Buono nel complesso anche il cast vocale: L’Aida del soprano Olga Maslova mostra un buon volume dello strumento vocale, un agile salita al registro acuto e un bel timbro chiaro; meni efficaci invece il fraseggio e il lato interpretativo. Il Radames del tenore Seok Jong Baek presenta uno strumento vocale potente e ben calibrato, mentre la Amneris di Daniela Barcellona lascia un po’ perplessi nei primi tre atti, ma nel quarto si dimostra perfettamente all’altezza della sua meritata fama, sia per mezzi vocali che scenici. Amonasro era nelle due ultime recite impersonato dal baritono Leon Kim: una interpretazione convincente anche sul piano scenico, appassionata ed energica mentre la voce si distingue il colore brunito e il discreto volume, insieme a un fraseggio accurato. Buone nel complesso anche le parti minori, tra cui ben centrato il Ramfis di Simon Lim.

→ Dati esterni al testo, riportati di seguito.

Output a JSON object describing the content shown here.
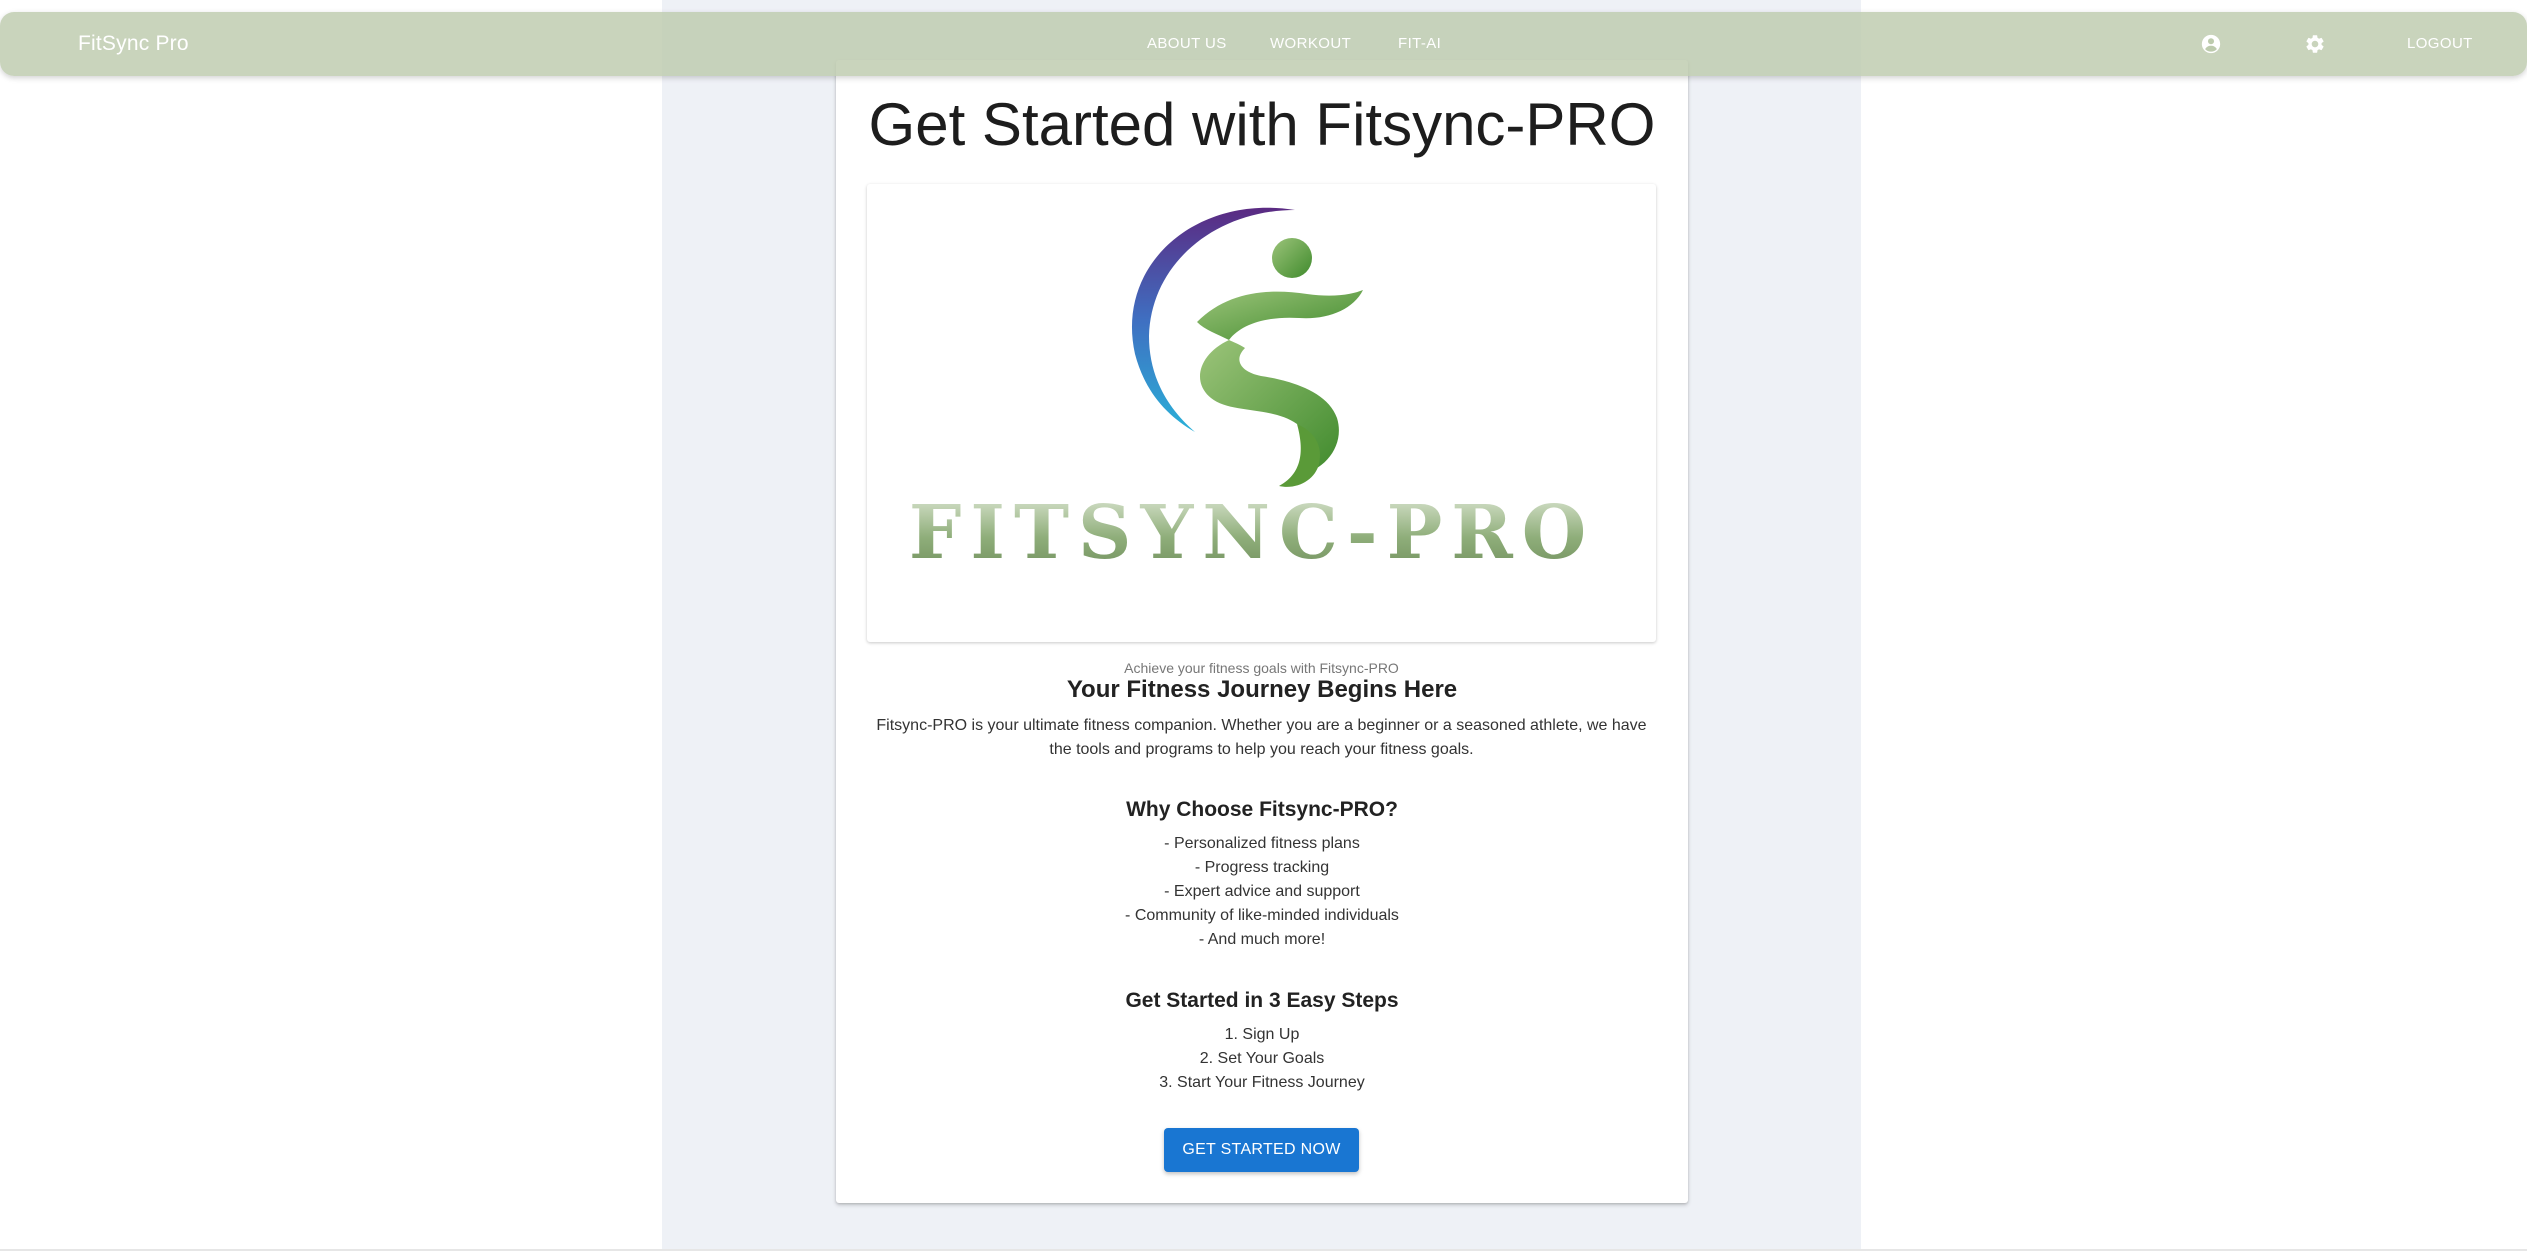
{
  "app": {
    "brand": "FitSync Pro"
  },
  "nav": {
    "about": "ABOUT US",
    "workout": "WORKOUT",
    "fitai": "FIT-AI",
    "logout": "LOGOUT",
    "account_icon": "account-circle-icon",
    "settings_icon": "gear-icon"
  },
  "main": {
    "title": "Get Started with Fitsync-PRO",
    "logo_wordmark": "FITSYNC-PRO",
    "image_caption": "Achieve your fitness goals with Fitsync-PRO",
    "journey_title": "Your Fitness Journey Begins Here",
    "journey_text_line1": "Fitsync-PRO is your ultimate fitness companion. Whether you are a beginner or a seasoned athlete, we have",
    "journey_text_line2": "the tools and programs to help you reach your fitness goals.",
    "why_title": "Why Choose Fitsync-PRO?",
    "features": [
      "- Personalized fitness plans",
      "- Progress tracking",
      "- Expert advice and support",
      "- Community of like-minded individuals",
      "- And much more!"
    ],
    "steps_title": "Get Started in 3 Easy Steps",
    "steps": [
      "1. Sign Up",
      "2. Set Your Goals",
      "3. Start Your Fitness Journey"
    ],
    "cta_label": "GET STARTED NOW"
  },
  "colors": {
    "topbar": "#bdcbad",
    "primary_button": "#1976d2",
    "page_column": "#eef1f6",
    "logo_green": "#5f9a3c",
    "logo_purple": "#5b2a82",
    "logo_blue": "#2aa8d8"
  }
}
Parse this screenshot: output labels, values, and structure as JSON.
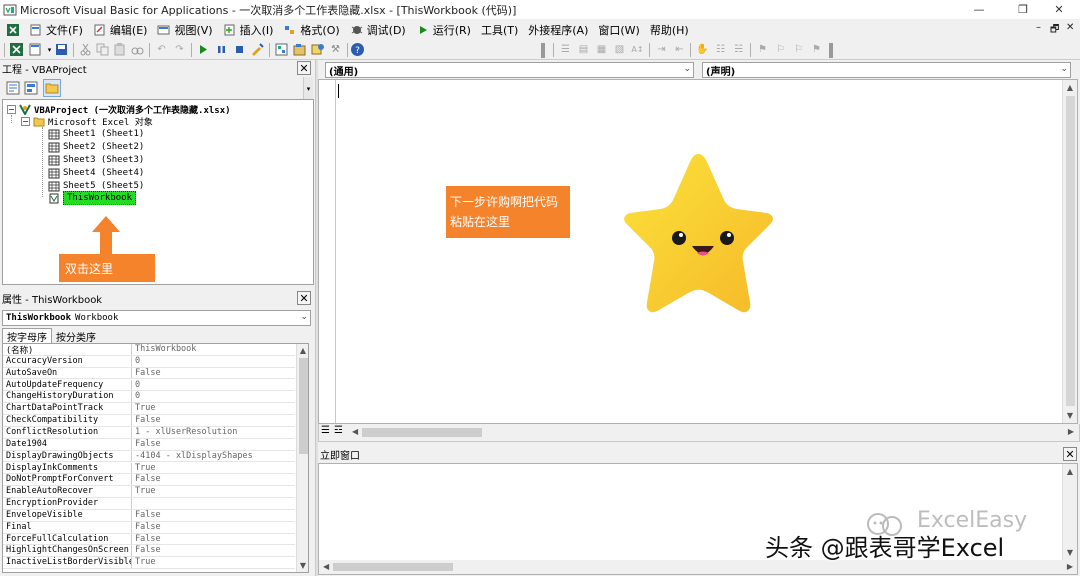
{
  "window": {
    "title": "Microsoft Visual Basic for Applications - 一次取消多个工作表隐藏.xlsx - [ThisWorkbook (代码)]",
    "controls": {
      "minimize": "—",
      "restore": "❐",
      "close": "✕"
    }
  },
  "menu": {
    "items": [
      "文件(F)",
      "编辑(E)",
      "视图(V)",
      "插入(I)",
      "格式(O)",
      "调试(D)",
      "运行(R)",
      "工具(T)",
      "外接程序(A)",
      "窗口(W)",
      "帮助(H)"
    ],
    "mdi_controls": {
      "minimize": "–",
      "restore": "🗗",
      "close": "✕"
    }
  },
  "project": {
    "title": "工程 - VBAProject",
    "close_glyph": "✕",
    "root": "VBAProject (一次取消多个工作表隐藏.xlsx)",
    "folder": "Microsoft Excel 对象",
    "sheets": [
      "Sheet1 (Sheet1)",
      "Sheet2 (Sheet2)",
      "Sheet3 (Sheet3)",
      "Sheet4 (Sheet4)",
      "Sheet5 (Sheet5)"
    ],
    "workbook": "ThisWorkbook"
  },
  "properties": {
    "title": "属性 - ThisWorkbook",
    "close_glyph": "✕",
    "object_name": "ThisWorkbook",
    "object_type": "Workbook",
    "tabs": [
      "按字母序",
      "按分类序"
    ],
    "rows": [
      {
        "name": "(名称)",
        "value": "ThisWorkbook"
      },
      {
        "name": "AccuracyVersion",
        "value": "0"
      },
      {
        "name": "AutoSaveOn",
        "value": "False"
      },
      {
        "name": "AutoUpdateFrequency",
        "value": "0"
      },
      {
        "name": "ChangeHistoryDuration",
        "value": "0"
      },
      {
        "name": "ChartDataPointTrack",
        "value": "True"
      },
      {
        "name": "CheckCompatibility",
        "value": "False"
      },
      {
        "name": "ConflictResolution",
        "value": "1 - xlUserResolution"
      },
      {
        "name": "Date1904",
        "value": "False"
      },
      {
        "name": "DisplayDrawingObjects",
        "value": "-4104 - xlDisplayShapes"
      },
      {
        "name": "DisplayInkComments",
        "value": "True"
      },
      {
        "name": "DoNotPromptForConvert",
        "value": "False"
      },
      {
        "name": "EnableAutoRecover",
        "value": "True"
      },
      {
        "name": "EncryptionProvider",
        "value": ""
      },
      {
        "name": "EnvelopeVisible",
        "value": "False"
      },
      {
        "name": "Final",
        "value": "False"
      },
      {
        "name": "ForceFullCalculation",
        "value": "False"
      },
      {
        "name": "HighlightChangesOnScreen",
        "value": "False"
      },
      {
        "name": "InactiveListBorderVisible",
        "value": "True"
      }
    ]
  },
  "code": {
    "object_combo": "(通用)",
    "proc_combo": "(声明)"
  },
  "immediate": {
    "title": "立即窗口",
    "close_glyph": "✕"
  },
  "annotations": {
    "double_click": "双击这里",
    "paste_line1": "下一步许购啊把代码",
    "paste_line2": "粘贴在这里"
  },
  "watermark": {
    "logo": "ExcelEasy",
    "credit": "头条 @跟表哥学Excel"
  },
  "colors": {
    "callout": "#f5832b",
    "selected": "#22dd22",
    "star": "#f9c52d"
  }
}
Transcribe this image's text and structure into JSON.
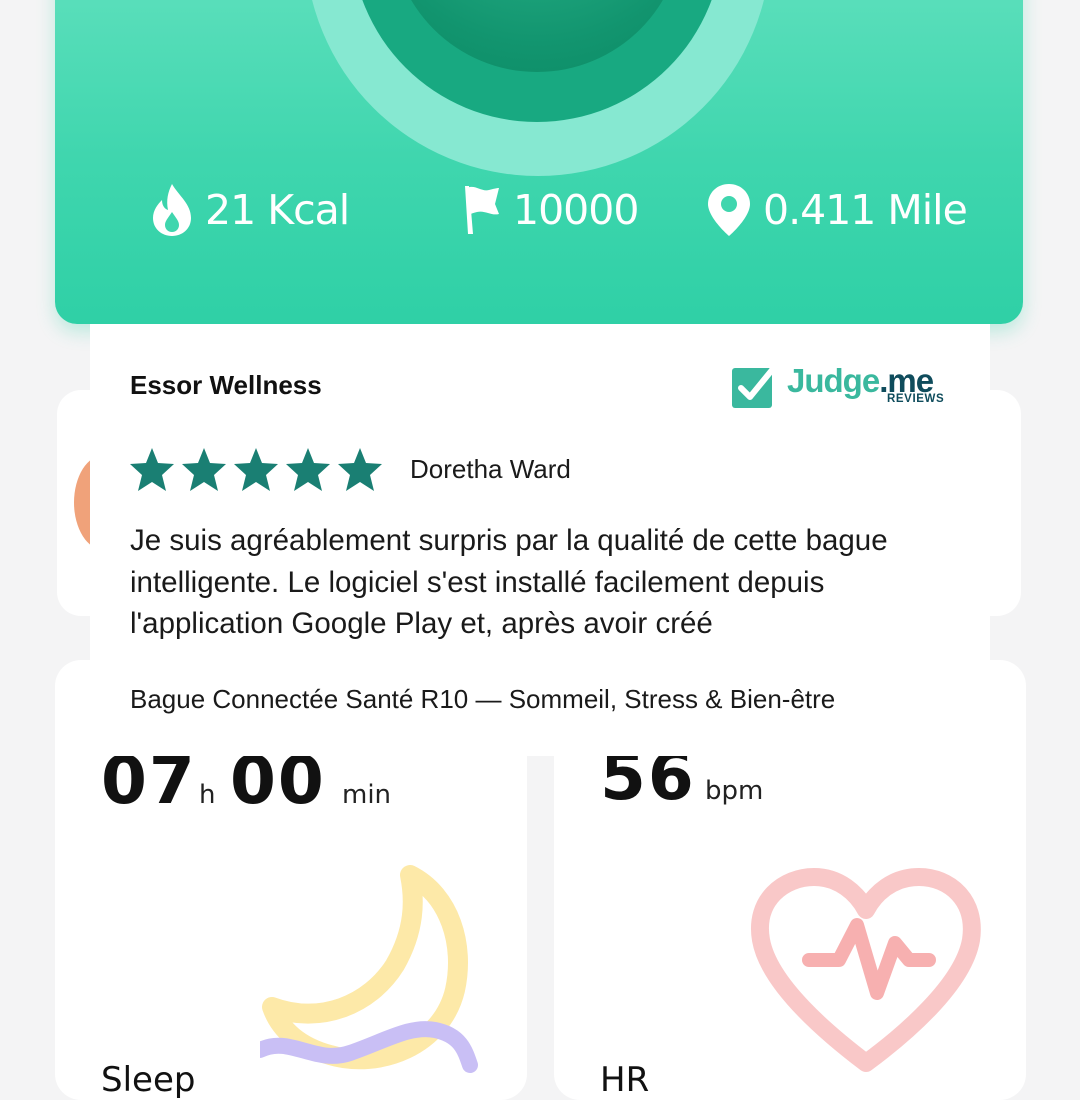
{
  "stats": {
    "kcal": "21 Kcal",
    "steps": "10000",
    "distance": "0.411 Mile"
  },
  "tiles": {
    "sleep": {
      "hours": "07",
      "hours_unit": "h",
      "minutes": "00",
      "minutes_unit": "min",
      "label": "Sleep"
    },
    "hr": {
      "value": "56",
      "unit": "bpm",
      "label": "HR"
    }
  },
  "review": {
    "shop_name": "Essor Wellness",
    "badge": {
      "brand_a": "Judge",
      "brand_b": ".me",
      "sub": "REVIEWS"
    },
    "rating": 5,
    "reviewer": "Doretha Ward",
    "body": "Je suis agréablement surpris par la qualité de cette bague intelligente. Le logiciel s'est installé facilement depuis l'application Google Play et, après avoir créé",
    "product": "Bague Connectée Santé R10 — Sommeil, Stress & Bien-être"
  },
  "colors": {
    "accent_green": "#2fd0a6",
    "star_color": "#1a7f73",
    "judgeme_teal": "#3ab89e",
    "judgeme_navy": "#0f4c5c"
  }
}
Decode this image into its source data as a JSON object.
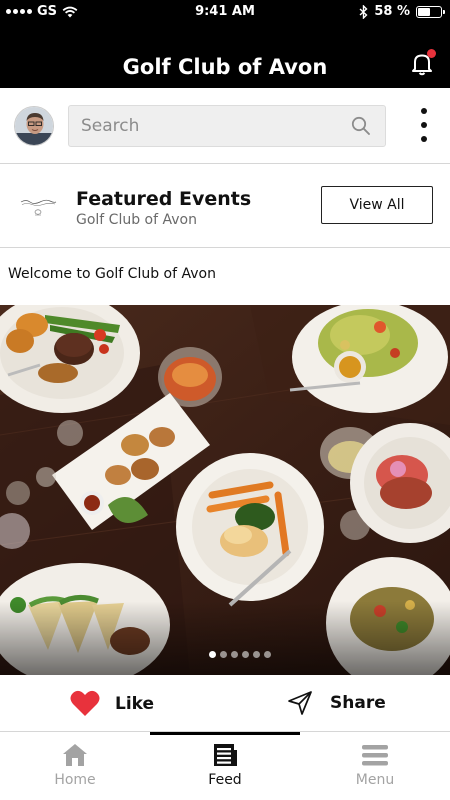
{
  "status_bar": {
    "carrier": "GS",
    "time": "9:41 AM",
    "battery": "58 %",
    "battery_level": 0.58
  },
  "header": {
    "title": "Golf Club of Avon",
    "icons": {
      "notifications": "bell-icon"
    }
  },
  "search": {
    "placeholder": "Search",
    "value": "",
    "icon": "search-icon"
  },
  "featured": {
    "title": "Featured Events",
    "subtitle": "Golf Club of Avon",
    "view_all_label": "View All"
  },
  "welcome_text": "Welcome to Golf Club of Avon",
  "carousel": {
    "slide_count": 6,
    "active_index": 0
  },
  "actions": {
    "like_label": "Like",
    "share_label": "Share"
  },
  "bottom_nav": {
    "items": [
      {
        "label": "Home",
        "icon": "home-icon",
        "active": false
      },
      {
        "label": "Feed",
        "icon": "feed-icon",
        "active": true
      },
      {
        "label": "Menu",
        "icon": "menu-icon",
        "active": false
      }
    ]
  },
  "colors": {
    "header_bg": "#000000",
    "accent_red": "#e8323c",
    "search_bg": "#efefef",
    "inactive_nav": "#a3a3a3"
  }
}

Molti applausi con particolare entusiasmo al maestro Mehta e alla Maslova; da notare una contestazione poco comprensibile ma soprattutto alquanto cafonesca nei confronti del tenore. Nel complesso, uno spettacolo che si farà ricordare.
E ora, concluso il festival, partono gli spettacoli nella cavea del teatro: lunedì 7 luglio 2025 alle ore 21, la suggestiva Cavea del Maggio torna ad aprirsi al pubblico per il primo appuntamento della Stagione Estiva 2025. In scena L’Elisir d’amore di Gaetano Donizetti, con repliche il 9, l’11 e il 14 luglio 2025 sempre alle ore 21. Sul podio, alla guida dell’Orchestra e del Coro del Maggio, Alessandro Bonato; la regia del nuovo allestimento è affidata a Roberto Catalano.
[1] Aida, programma di Sala del Maggio Musicale Fiorentino, p. 62; p. 68.